Now that I have that off my chest...while it is impossible to achieve a 100% save rate in cardiac patients, isn't it feasible to continue CPR even if it's for a minute amount of people. How else is the medical research profession able to collect data and find ways to improve life saving procedures if we as "medical professionals" decide, "well, we don't like doing CPR as it doesn't have a high success rate"? If we were able to pick and choose who we do CPR on, how would we choose? Does the 80 year-old grandma get a no because she's a train wreck, while the 40 year-old mom down the street gets a yes because she's hot? Where would we draw the line? And if we discontinued CPR altogether, I would have had to say goodbye to a friend this summer. Guess what, she was my first save and suffered no deficits. And let's look at this from another angle...if CPR is useless, than should we also let the patient with multiple traumas and basically no chance to survive lay on the roadway and die or do we do everything within our powers to stabilize the patient and get him/her to a trauma center only to find out later that he/she died?

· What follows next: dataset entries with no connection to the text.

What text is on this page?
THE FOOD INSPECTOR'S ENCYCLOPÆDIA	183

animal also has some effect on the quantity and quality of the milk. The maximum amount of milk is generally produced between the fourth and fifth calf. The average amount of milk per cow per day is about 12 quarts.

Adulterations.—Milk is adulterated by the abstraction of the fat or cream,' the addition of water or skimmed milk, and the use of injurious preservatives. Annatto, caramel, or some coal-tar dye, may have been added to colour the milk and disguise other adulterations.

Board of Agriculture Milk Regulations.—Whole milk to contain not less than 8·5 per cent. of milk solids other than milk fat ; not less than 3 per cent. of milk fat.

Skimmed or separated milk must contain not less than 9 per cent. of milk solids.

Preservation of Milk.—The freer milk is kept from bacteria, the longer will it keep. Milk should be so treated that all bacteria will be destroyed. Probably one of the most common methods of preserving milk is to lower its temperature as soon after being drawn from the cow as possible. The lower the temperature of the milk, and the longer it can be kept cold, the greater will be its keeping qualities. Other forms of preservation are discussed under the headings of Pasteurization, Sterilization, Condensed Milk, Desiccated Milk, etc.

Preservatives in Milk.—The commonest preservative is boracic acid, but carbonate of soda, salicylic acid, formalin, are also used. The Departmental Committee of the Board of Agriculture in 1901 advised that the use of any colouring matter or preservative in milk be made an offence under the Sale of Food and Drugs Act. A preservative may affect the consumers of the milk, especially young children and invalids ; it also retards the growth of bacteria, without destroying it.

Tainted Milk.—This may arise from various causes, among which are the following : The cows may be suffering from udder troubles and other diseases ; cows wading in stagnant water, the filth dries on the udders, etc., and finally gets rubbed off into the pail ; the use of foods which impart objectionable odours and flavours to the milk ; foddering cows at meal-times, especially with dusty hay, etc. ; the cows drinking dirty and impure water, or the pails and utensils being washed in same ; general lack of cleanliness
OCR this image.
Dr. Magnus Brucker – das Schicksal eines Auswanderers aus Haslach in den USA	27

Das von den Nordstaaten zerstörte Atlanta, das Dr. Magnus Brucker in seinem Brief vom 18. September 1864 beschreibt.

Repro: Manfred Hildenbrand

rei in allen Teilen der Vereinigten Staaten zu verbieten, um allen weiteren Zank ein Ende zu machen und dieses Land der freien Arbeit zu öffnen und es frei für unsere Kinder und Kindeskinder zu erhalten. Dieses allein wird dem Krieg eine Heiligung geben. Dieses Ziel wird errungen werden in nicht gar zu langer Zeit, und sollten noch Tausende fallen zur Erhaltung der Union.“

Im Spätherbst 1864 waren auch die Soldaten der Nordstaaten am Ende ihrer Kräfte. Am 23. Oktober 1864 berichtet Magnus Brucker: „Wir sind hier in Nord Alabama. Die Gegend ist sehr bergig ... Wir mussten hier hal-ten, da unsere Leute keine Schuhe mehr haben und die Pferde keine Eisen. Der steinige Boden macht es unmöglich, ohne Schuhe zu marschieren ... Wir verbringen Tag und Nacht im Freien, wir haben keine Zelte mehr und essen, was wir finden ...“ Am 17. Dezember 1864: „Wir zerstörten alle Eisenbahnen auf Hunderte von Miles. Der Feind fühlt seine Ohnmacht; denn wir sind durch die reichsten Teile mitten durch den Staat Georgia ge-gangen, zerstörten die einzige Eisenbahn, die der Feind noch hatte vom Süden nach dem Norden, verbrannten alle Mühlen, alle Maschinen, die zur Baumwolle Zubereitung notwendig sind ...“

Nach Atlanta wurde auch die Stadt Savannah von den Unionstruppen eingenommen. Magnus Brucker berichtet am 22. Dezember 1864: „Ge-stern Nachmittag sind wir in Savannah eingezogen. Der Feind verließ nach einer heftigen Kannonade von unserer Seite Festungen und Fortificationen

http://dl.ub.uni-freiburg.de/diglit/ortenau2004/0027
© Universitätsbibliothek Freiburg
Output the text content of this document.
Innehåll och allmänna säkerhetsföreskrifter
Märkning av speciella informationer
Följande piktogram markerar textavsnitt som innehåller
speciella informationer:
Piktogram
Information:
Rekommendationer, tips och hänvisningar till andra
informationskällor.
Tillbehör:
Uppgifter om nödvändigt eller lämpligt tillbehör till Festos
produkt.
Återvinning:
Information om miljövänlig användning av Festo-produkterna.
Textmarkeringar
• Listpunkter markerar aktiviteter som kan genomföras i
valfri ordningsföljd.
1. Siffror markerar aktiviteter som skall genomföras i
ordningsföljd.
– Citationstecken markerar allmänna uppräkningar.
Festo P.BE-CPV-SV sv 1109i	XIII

It comes down to this, advancements in medicine have allowed people to live longer and we expect that ANY medical professional will do ALL that they can to keep us that way. If you as an individual chooses not to have extraordinary measures taken to keep you alive, that's your choice and you should ensure that you have the paperwork to voice that opinion. Until such the day that we actually become paraGods, it is not up to us as to who lives and who doesn't. We are there to provide a service, sometimes as fruitless as it may seem, but none-the-less, it's our job.

I could go on and on, but I don't think it would make a difference. I do think that if you truly feel this way, you need to find a different profession for the benefit of any patients you encounter and for yourself.

P.S. Found four spelling errors in my post with spellcheck.